Immediately after the trauma, there is
generally
a period of numbness, during which the sufferer feels wholly estranged,
socially unresponsive, and oddly unaffected by the event, a reaction
technically known as dissociation.
With this acute stress disorder,
there are often recurrent nightmares and waking flashbacks of the traumatic
event. These can be so intense and intrusive that the sufferer may momentarily
believe that she is back in the situation, reliving the battle, or being
attacked once again by the rapist. For some people, the reactions to such
traumas are enduring, and if they persist for 1 month after the stressor, the
diagnosis becomes post-traumatic stress
disorder (PTSD).
The
lifetime prevalence of PTSD is 7% (Kessler et al., 2005), and women are more
likely to develop PTSD than men, even when controlling for differences in the
number of poten-tially traumatic events to which women and men are exposed
(Olff, Langeland, Draijer, & Gersons, 2007; Tolin & Foa, 2006; for some
complications in diagnosing PTSD, and therefore some complexity in estimating
the prevalence of PTSD, see Dobbs, 2009).
One
patient describes her experience with PTSD as follows:
I
was raped when I was 25 years old. For a long time, I spoke about the rape as
though it was something that happened to someone else. I was very aware that it
had happened to me, but there was just no feeling. Then I started having
flashbacks. They kind of came over me like a splash of water. I would be
terrified. Suddenly I was reliving the rape. Every instant was startling. I
wasn’t aware of anything around me, I was in a bubble, just kind of floating.
And it was scary. Having a flashback can wring you out. The rape happened the
week before Thanksgiving, and I can’t believe the anxiety and fear I feel every
year around the anniversary date.
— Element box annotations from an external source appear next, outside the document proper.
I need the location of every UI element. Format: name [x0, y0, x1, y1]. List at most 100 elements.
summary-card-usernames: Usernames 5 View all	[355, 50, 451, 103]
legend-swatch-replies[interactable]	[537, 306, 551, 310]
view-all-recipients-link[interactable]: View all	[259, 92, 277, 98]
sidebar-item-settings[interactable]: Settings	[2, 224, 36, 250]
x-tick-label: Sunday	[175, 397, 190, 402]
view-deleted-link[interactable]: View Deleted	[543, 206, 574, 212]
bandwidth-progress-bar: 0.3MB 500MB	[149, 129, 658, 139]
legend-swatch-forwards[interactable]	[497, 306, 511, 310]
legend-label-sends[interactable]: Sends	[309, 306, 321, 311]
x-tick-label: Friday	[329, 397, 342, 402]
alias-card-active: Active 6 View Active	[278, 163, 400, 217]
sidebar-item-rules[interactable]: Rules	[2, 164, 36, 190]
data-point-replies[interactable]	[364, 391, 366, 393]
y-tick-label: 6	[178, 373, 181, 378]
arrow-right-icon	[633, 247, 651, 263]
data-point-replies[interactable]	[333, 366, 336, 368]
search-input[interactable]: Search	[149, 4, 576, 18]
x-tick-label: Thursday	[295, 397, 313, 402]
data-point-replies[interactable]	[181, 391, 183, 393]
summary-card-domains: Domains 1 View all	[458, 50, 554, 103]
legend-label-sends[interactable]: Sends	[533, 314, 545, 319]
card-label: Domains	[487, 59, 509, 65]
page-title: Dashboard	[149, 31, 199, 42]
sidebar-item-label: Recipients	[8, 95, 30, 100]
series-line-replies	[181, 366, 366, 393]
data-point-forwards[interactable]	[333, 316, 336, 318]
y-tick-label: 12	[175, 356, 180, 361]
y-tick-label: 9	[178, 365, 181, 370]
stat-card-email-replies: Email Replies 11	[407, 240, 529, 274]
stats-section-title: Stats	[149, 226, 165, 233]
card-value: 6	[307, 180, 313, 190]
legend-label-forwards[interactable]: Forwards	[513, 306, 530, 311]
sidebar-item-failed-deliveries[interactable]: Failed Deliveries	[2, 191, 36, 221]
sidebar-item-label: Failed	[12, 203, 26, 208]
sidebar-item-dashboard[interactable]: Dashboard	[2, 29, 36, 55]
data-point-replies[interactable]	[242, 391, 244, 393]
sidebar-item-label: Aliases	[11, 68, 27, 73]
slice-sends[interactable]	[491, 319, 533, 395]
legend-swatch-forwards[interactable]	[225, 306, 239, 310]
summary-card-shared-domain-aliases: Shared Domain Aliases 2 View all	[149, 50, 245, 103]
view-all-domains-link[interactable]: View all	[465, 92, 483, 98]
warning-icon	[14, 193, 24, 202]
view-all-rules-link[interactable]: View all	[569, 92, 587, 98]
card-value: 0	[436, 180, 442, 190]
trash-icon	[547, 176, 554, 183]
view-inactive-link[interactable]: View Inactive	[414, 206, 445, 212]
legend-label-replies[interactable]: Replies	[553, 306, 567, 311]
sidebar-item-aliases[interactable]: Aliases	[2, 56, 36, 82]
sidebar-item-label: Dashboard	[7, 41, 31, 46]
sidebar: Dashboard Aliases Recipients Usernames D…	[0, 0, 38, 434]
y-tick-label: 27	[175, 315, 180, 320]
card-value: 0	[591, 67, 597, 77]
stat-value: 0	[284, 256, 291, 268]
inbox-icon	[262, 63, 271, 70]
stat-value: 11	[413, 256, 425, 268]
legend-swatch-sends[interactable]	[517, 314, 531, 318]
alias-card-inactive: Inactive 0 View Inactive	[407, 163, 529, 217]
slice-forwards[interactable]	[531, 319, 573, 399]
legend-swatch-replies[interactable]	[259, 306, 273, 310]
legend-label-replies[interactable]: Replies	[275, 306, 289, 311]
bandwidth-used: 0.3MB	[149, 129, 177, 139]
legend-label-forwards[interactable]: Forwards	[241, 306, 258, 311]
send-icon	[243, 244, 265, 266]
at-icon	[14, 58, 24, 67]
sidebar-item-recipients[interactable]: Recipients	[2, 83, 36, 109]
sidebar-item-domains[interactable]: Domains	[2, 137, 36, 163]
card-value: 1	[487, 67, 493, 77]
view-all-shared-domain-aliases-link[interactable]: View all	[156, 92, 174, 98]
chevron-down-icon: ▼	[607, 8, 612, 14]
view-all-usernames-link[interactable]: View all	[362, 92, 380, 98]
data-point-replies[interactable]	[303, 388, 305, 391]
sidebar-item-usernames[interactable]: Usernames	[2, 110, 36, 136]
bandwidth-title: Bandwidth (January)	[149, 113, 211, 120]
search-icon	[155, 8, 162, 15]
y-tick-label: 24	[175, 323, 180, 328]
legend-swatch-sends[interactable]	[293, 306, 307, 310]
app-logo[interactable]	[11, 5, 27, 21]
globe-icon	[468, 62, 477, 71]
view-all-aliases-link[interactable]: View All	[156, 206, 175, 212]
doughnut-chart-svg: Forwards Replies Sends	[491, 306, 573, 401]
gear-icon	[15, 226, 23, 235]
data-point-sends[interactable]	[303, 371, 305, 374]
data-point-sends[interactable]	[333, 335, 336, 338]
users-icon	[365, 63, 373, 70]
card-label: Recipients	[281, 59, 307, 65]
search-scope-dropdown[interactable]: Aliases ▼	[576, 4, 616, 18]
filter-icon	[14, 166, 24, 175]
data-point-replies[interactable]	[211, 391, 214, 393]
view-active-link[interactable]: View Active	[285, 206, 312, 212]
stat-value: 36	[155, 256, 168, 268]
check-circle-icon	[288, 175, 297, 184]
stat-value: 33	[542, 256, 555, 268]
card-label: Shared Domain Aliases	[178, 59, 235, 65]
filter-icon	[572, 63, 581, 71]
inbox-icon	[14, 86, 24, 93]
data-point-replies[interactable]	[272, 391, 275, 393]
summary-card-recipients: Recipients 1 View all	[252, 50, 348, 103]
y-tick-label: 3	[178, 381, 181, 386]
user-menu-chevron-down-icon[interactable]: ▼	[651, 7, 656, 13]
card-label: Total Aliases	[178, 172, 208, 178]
It’s as though I’ve seen a werewolf. I can’t
relax, can’t sleep, don’t want to be with anyone. I wonder whether I’ll ever be
free of this terrible problem.
Symptoms of PTSD fall into three major clusters. Re-experiencing symptoms include nightmares about the event and recalling the traumatic event, often in the form of flashbacks that seize the person’s thoughts. The flashbacks are often an accurate reflec-tion of the event but may sometimes be a composite of different events or of different perspectives on the event. In other cases, the flashbacks may include images of what the person thought might happen as part of the trauma. Arousal symptoms include difficul-ties in concentration, problems falling asleep, and extreme responses to being startled. Avoidance symptoms include an active avoidance of people, places, or objects that arelinked to the trauma (Friedman, Keane, & Resick, 2007). Other common symptoms include emotional numbness, a loss of interest in things that once were pleasurable, and outbursts of anger. Still another symptom may be “survivor guilt”—that is, the feeling that one has done something wrong by surviving a traumatic event when friends or relatives were harmed or killed (M. J. Friedman & Marsella, 1996).